Jeff King <peff@xxxxxxxx> · Fri, 3 Apr 2020 08:14:17 -0400

On Thu, Apr 02, 2020 at 08:40:58PM +0200, René Scharfe wrote:

> >> Storing the objects directly in the set and getting rid of new_object()
> >> could improve performance due to reduced dereferencing overhead -- or
> >> make it slower because more data has to be copied when the hashmap needs
> >> to grow.  Worth a shot.  Later.
> >
> > Yeah. I tried that, too, but it caused tons of test failures. Quite
> > possibly just a bug in my patch, which I did as quickly as possible. But
> > I think it performed about the same. Here it is for reference (though
> > you may be better off to start from scratch).
> 
> Tried that earlier, ran into failures as well.  I think the pointer
> returned from insert_object() is stored somewhere and still used after
> the next call, which could have invalidated it by a rehash.  E.g.
> insert_mark() seems to do that.

That doesn't surprise me. I didn't look very hard, but mostly just did
the minimum to see if it would work (and it didn't).
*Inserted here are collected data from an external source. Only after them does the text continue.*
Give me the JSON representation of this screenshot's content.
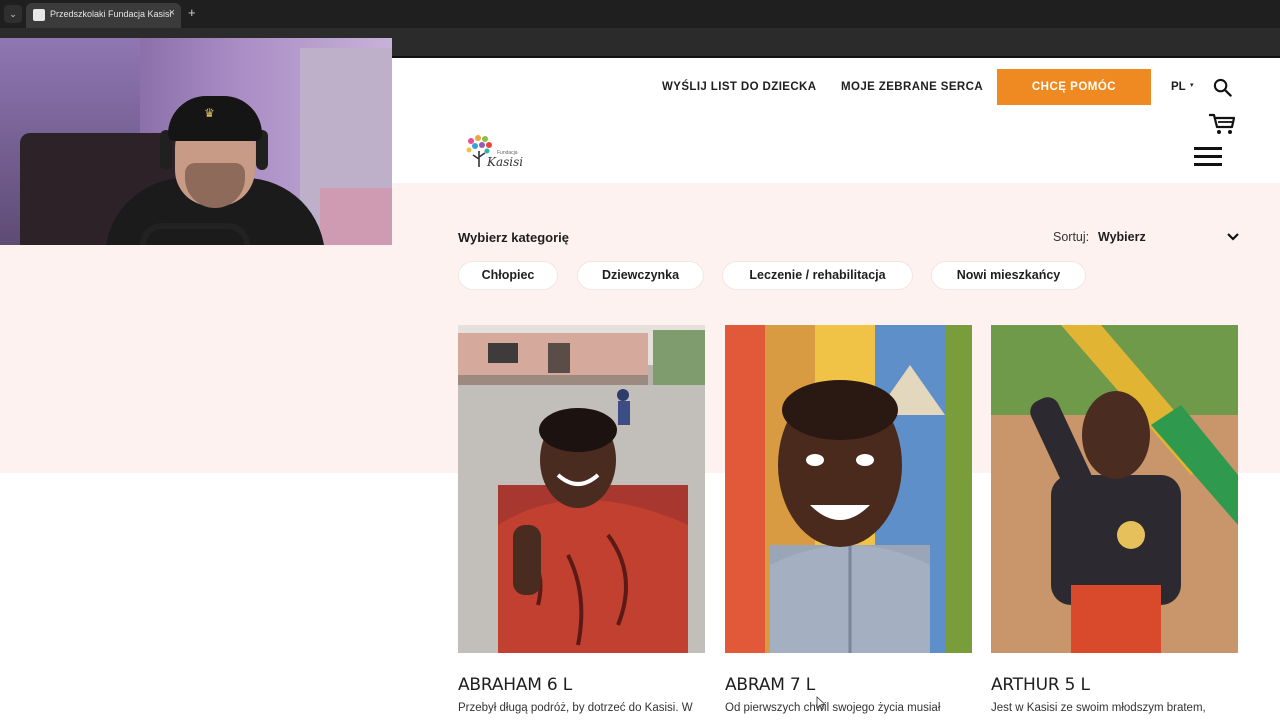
{
  "browser": {
    "tab_title": "Przedszkolaki Fundacja Kasisi",
    "tab_close": "×",
    "new_tab": "+"
  },
  "nav": {
    "links": [
      "WYŚLIJ LIST DO DZIECKA",
      "MOJE ZEBRANE SERCA"
    ],
    "cta": "CHCĘ POMÓC",
    "language": "PL"
  },
  "logo": {
    "small_text": "Fundacja",
    "name": "Kasisi"
  },
  "filters": {
    "title": "Wybierz kategorię",
    "sort_label": "Sortuj:",
    "sort_value": "Wybierz",
    "chips": [
      "Chłopiec",
      "Dziewczynka",
      "Leczenie / rehabilitacja",
      "Nowi mieszkańcy"
    ]
  },
  "cards": [
    {
      "name": "ABRAHAM 6 L",
      "desc": "Przebył długą podróż, by dotrzeć do Kasisi. W"
    },
    {
      "name": "ABRAM 7 L",
      "desc": "Od pierwszych chwil swojego życia musiał"
    },
    {
      "name": "ARTHUR 5 L",
      "desc": "Jest w Kasisi ze swoim młodszym bratem,"
    }
  ],
  "colors": {
    "accent": "#ef8a22",
    "band": "#fdf2f0",
    "text": "#1e1e1e"
  }
}
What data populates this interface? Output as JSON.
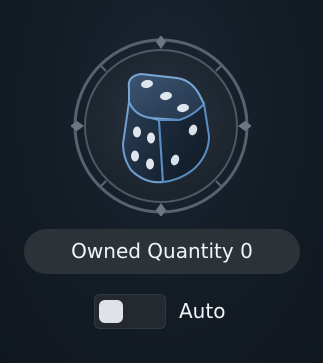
{
  "item": {
    "icon": "dice-icon",
    "owned_label": "Owned Quantity 0"
  },
  "auto": {
    "label": "Auto",
    "enabled": false
  },
  "colors": {
    "background": "#131c26",
    "pill": "#2b3339",
    "text": "#f2f4f6",
    "dice_body": "#283c54",
    "dice_edge": "#6f9fd0"
  }
}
It could perhaps be overcome, and I certainly don't mind if you want to
dig further, but I'm happy enough with the hashmap solution.

> > Note the "this is OK to cast from oid to object_entry" comment is
> > leftover from the earlier attempt, but it probably _isn't_ OK. Even
> > though we don't do anything actionable on the non-oid bytes, they do get
> > passed by value, which could mean reading random bytes.
> 
> "Value" meaning pointer value when KHASH_INIT is give a pointer type,
> as was the case in the patch with that comment (unlike in the patch
> below).  So it should be OK there.

Right, I meant the comment no longer applies in the patch below, because
we're not using a pointer type anymore.

> > -	for (o = blocks; o; o = o->next_pool)
> > -		for (e = o->next_free; e-- != o->entries;)
> > +	for (iter = kh_begin(&object_table); iter != kh_end(&object_table); iter++) {
> > +		if (kh_exist(&object_table, iter)) {
> > +			e = &kh_key(&object_table, iter);
> >  			if (pack_id == e->pack_id)
> >  				*c++ = &e->idx;
> > +		}
> > +	}
> 
> The original code writes the objects in reverse order of their creation
> (LIFO), right?  Is that relevant?

Yeah, agreed this is another weakness of this approach.

> But anyway,  we need stable object locations anyway if their addresses are
> stored in other structs, as mentioned above.  Those pointers would have to
> be replaced by object_ids and pointer derefs by hashmap lookups.  Not a
> promising direction.

Agreed.

-Peff